The reason I am going through this particular exercise is specifically to validate the results in this source work. Some of them appear to be wrong, and I want to make sure I know precisely where the errors are before I can recommend it as a learning aid.

5. ## Re: Primitive of 1 / (1 - \sin a x)^2

Originally Posted by Matt Westwood
THis gets me to:
$\frac {-2 \sin a x} {3 a \cos^3 a x} + \frac 1 {3 a} \tan a x + \frac 2 {3 a \cos^3 a x}$
from which I haven't got a clue as to how to get to:
$\frac 1 {2a} \tan \left({\frac \pi 4 + \frac {a x} 2}\right) + \frac 1 {6 a} \tan^3 \left({\frac \pi 4 + \frac {a x} 2}\right)$

Presumably there are half-angle substitutions to be used, but one supposes there's an easier way to get there without going through this admittedly perfectly legitimate solution.

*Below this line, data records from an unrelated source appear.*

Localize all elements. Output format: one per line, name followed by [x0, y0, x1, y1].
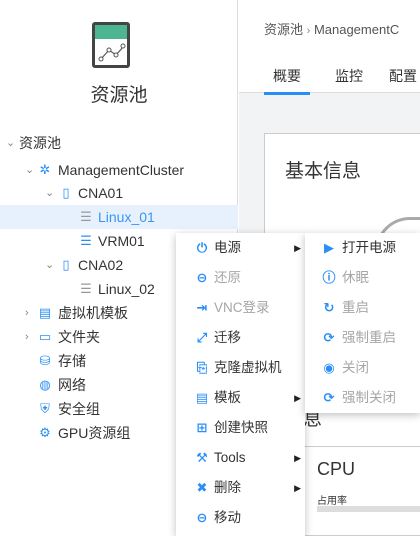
- submenu-arrow-icon: ▶: [294, 393, 301, 403]
- gpu-icon: ⚙: [39, 425, 51, 440]
- storage-icon: ⛁: [39, 353, 51, 368]
- force-restart-icon: ⟳: [323, 330, 335, 345]
- host-icon: ▯: [62, 257, 70, 272]
- restore-icon: ⊖: [196, 270, 208, 285]
- submenu-item-hibernate[interactable]: ⓘ 休眠: [305, 263, 420, 293]
- power-submenu: ▶ 打开电源 ⓘ 休眠 ↻ 重启 ⟳ 强制重启 ◉ 关闭 ⟳ 强制关闭: [305, 233, 420, 413]
- stop-icon: ◉: [323, 360, 335, 375]
- menu-item-power[interactable]: ⏻ 电源 ▶: [176, 233, 305, 263]
- tree-item-management-cluster[interactable]: ⌄ ✲ ManagementCluster: [0, 158, 238, 182]
- submenu-item-force-restart[interactable]: ⟳ 强制重启: [305, 323, 420, 353]
- restart-icon: ↻: [323, 300, 335, 315]
- template-icon: ▤: [38, 305, 52, 320]
- folder-icon: ▭: [38, 329, 52, 344]
- submenu-arrow-icon: ▶: [294, 243, 301, 253]
- submenu-item-restart[interactable]: ↻ 重启: [305, 293, 420, 323]
- pause-icon: ⓘ: [322, 270, 336, 285]
- chevron-down-icon[interactable]: ⌄: [45, 181, 54, 205]
- tree-item-resource-pool[interactable]: ⌄ 资源池: [0, 131, 238, 155]
- tab-overview[interactable]: 概要: [264, 66, 310, 95]
- submenu-item-shutdown[interactable]: ◉ 关闭: [305, 353, 420, 383]
- play-icon: ▶: [324, 240, 334, 255]
- chevron-down-icon[interactable]: ⌄: [25, 158, 34, 182]
- menu-item-clone-vm[interactable]: ⎘ 克隆虚拟机: [176, 353, 305, 383]
- network-icon: ◍: [39, 377, 51, 392]
- menu-item-migrate[interactable]: ⤢ 迁移: [176, 323, 305, 353]
- move-icon: ⊖: [196, 510, 208, 525]
- menu-item-tools[interactable]: ⚒ Tools ▶: [176, 443, 305, 473]
- basic-info-title: 基本信息: [285, 161, 362, 182]
- chevron-right-icon[interactable]: ›: [25, 301, 29, 325]
- snapshot-icon: ⊞: [196, 420, 208, 435]
- menu-item-move[interactable]: ⊖ 移动: [176, 503, 305, 533]
- submenu-item-power-on[interactable]: ▶ 打开电源: [305, 233, 420, 263]
- breadcrumb-separator: ›: [306, 25, 311, 37]
- chevron-right-icon[interactable]: ›: [25, 325, 29, 349]
- menu-item-snapshot[interactable]: ⊞ 创建快照: [176, 413, 305, 443]
- chevron-down-icon[interactable]: ⌄: [45, 253, 54, 277]
- vm-icon: ☰: [80, 209, 92, 224]
- menu-item-vnc-login[interactable]: ⇥ VNC登录: [176, 293, 305, 323]
- submenu-arrow-icon: ▶: [294, 483, 301, 493]
- tree-item-cna01[interactable]: ⌄ ▯ CNA01: [0, 181, 238, 205]
- tab-monitor[interactable]: 监控: [335, 66, 363, 86]
- context-menu: ⏻ 电源 ▶ ⊖ 还原 ⇥ VNC登录 ⤢ 迁移 ⎘ 克隆虚拟机 ▤ 模板 ▶ ⊞ 创建快照 ⚒ T…: [176, 233, 305, 536]
- breadcrumb-current: ManagementC: [313, 22, 400, 37]
- breadcrumb: 资源池 › ManagementC: [264, 19, 420, 38]
- submenu-arrow-icon: ▶: [294, 453, 301, 463]
- wrench-icon: ⚒: [196, 450, 208, 465]
- usage-label: 占用率: [317, 496, 347, 507]
- panel-title: 资源池: [90, 85, 148, 106]
- menu-item-restore[interactable]: ⊖ 还原: [176, 263, 305, 293]
- header: 资源池 › ManagementC 概要 监控 配置: [239, 0, 420, 95]
- vm-icon: ☰: [80, 281, 92, 296]
- cpu-label: CPU: [317, 459, 356, 479]
- login-icon: ⇥: [196, 300, 208, 315]
- shield-icon: ⛨: [40, 401, 50, 416]
- chevron-down-icon[interactable]: ⌄: [6, 131, 15, 155]
- migrate-icon: ⤢: [196, 330, 208, 345]
- force-stop-icon: ⟳: [323, 390, 335, 405]
- host-icon: ▯: [62, 185, 70, 200]
- clone-icon: ⎘: [196, 360, 208, 375]
- delete-icon: ✖: [196, 480, 208, 495]
- power-icon: ⏻: [196, 240, 208, 255]
- submenu-item-force-shutdown[interactable]: ⟳ 强制关闭: [305, 383, 420, 413]
- tree-item-linux01[interactable]: ☰ Linux_01: [0, 205, 238, 229]
- template-icon: ▤: [195, 390, 209, 405]
- menu-item-delete[interactable]: ✖ 删除 ▶: [176, 473, 305, 503]
- tab-config[interactable]: 配置: [389, 66, 417, 86]
- menu-item-template[interactable]: ▤ 模板 ▶: [176, 383, 305, 413]
- vm-icon: ☰: [80, 233, 92, 248]
- cpu-usage-bar: [317, 506, 420, 512]
- breadcrumb-root[interactable]: 资源池: [264, 22, 303, 37]
- cluster-icon: ✲: [39, 162, 51, 177]
- resource-pool-logo-icon: [92, 22, 130, 68]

However, the form of the solution suggests that there may be integrations of secants to be found, as:
$\int \sec a x = \tan \left({\frac \pi 4 + \frac {a x} 2}\right)$

but I haven't been able to find it.

The reason I am going through this particular exercise is specifically to validate the results in this source work. Some of them appear to be wrong, and I want to make sure I know precisely where the errors are before I can recommend it as a learning aid.

D'oh!!!

This is rubbish, of course:

$\int \sec a x = \tan \left({\frac \pi 4 + \frac {a x} 2}\right)$

the correct statement is:

$\int \sec a x = \ln \left\vert{\tan \left({\frac \pi 4 + \frac {a x} 2}\right)}\right\vert$

6. ## Re: Primitive of 1 / (1 - \sin a x)^2

Actually I think I may have got this:

$\dfrac 1 {1 - \sin x} = \dfrac 1 2 \sec^2 \left({\dfrac \pi 4 + \dfrac x 2}\right)$

and take it from there.

7. ## Re: Primitive of 1 / (1 - \sin a x)^2

Looking at the answer (and more specifically the argument) I would suggest trying the substitution

$ax = 2u - \dfrac{\pi}{2}$

Funny, after using a trig identity, the integral becomes fairly easy.

8. ## Re: Primitive of 1 / (1 - \sin a x)^2

Originally Posted by Jester
Looking at the answer (and more specifically the argument) I would suggest trying the substitution

$ax = 2u - \dfrac{\pi}{2}$

Funny, after using a trig identity, the integral becomes fairly easy.
That's definitely worth a go, as a second method of solution.

Many thanks.

Now there's a whole load of similar integrals which will come tumbling. Always good to get a new technique on these things.